- · IF a linguistic subnation’s economy is large AND growing THEN ethnic political mobilisation will be present [14 of 19 positive cases]
- · IF a linguistic subnation’s economy is large, NOT growing AND is relatively wealthy THEN ethnic political mobilisation will be present [2 of 19 positive cases]
- · IF a linguistic subnation’s economy is NOT large AND is relatively wealthy AND speaks and writes in its own language THEN ethnic political mobilisation will be present [3 of 19 positive cases]
Both QCA and classification trees have procedures for simplifying the association rules that are found. With classification trees there is an automated “pruning” option that removes redundant parts.

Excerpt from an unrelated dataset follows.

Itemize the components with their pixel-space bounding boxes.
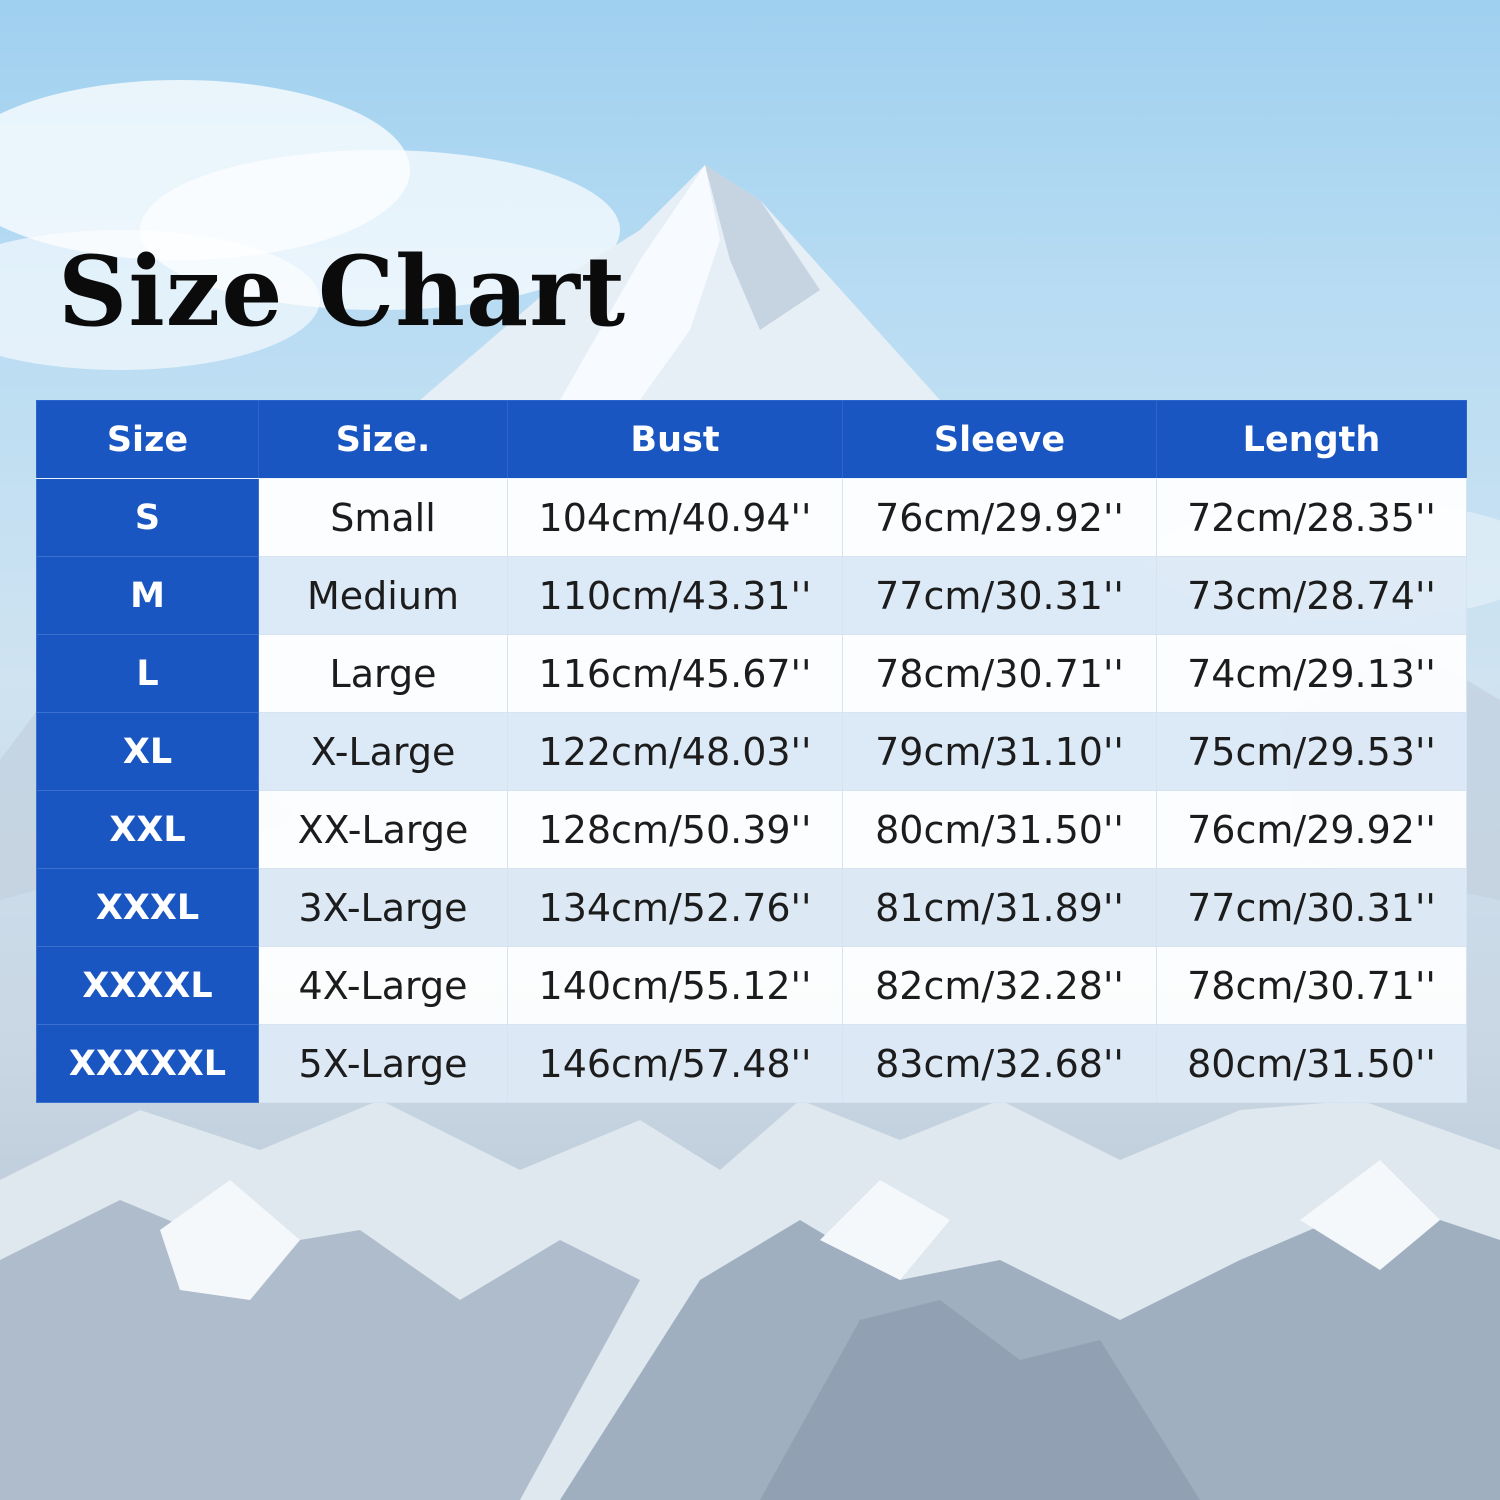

My impression is that there are no redundant parts in the above tree, but I may be wrong.
PS: I have just found and tested another package, called XLSTAT, that also generates classification trees. Here is a graphic showing the same result as found above, but in more detail. (Click on the image to enlarge it)
PS 4 May 2012: I have just discovered there is what looks like a very good open source data mining package called RapidMiner, which comes with a whole stack of training videos, and a big support and development community
PS 29 May 2012: Pertinent comment from Dilbert
PS 3 June 2012: Prediction versus explanation: I have recently found a number of web pages on the issue of prediction versus explanation. Data mining methods can deliver good predictions. However information relevant to good predictions does not always provide good explanations e.g. smoking may be predictive of teenage pregnancy but it is not a cause of it (see interesting exercise here). So is data mining a waste of time for evaluators? On reflection it occured to me that it depends on the circumstances and how the results of any analysis are to be used. In some circumstances the next steps may be to choose between existing alternatives. For example, which organisation or project to fund. Here good predictive knowledge, based on data about past performance, would be valuable. In other circumstances a new intervention may need to be designed from the ground up. Here access to some explanatory knowledge about possible causal relationships would be especially relevant.On further reflection, even where a new intervention has to be designed it is likely that it will involve choices of various modules (e.g. kinds of staff, kinds of activities) where knowledge of their past performance record is very relevant. But so would be a theory about their likely interactions.
At the risk of being too abstract,it would seem that a two way relationship is needed: proposed explanations need to be followed by tested predictions and successful predictions need to be followed by verified explanations.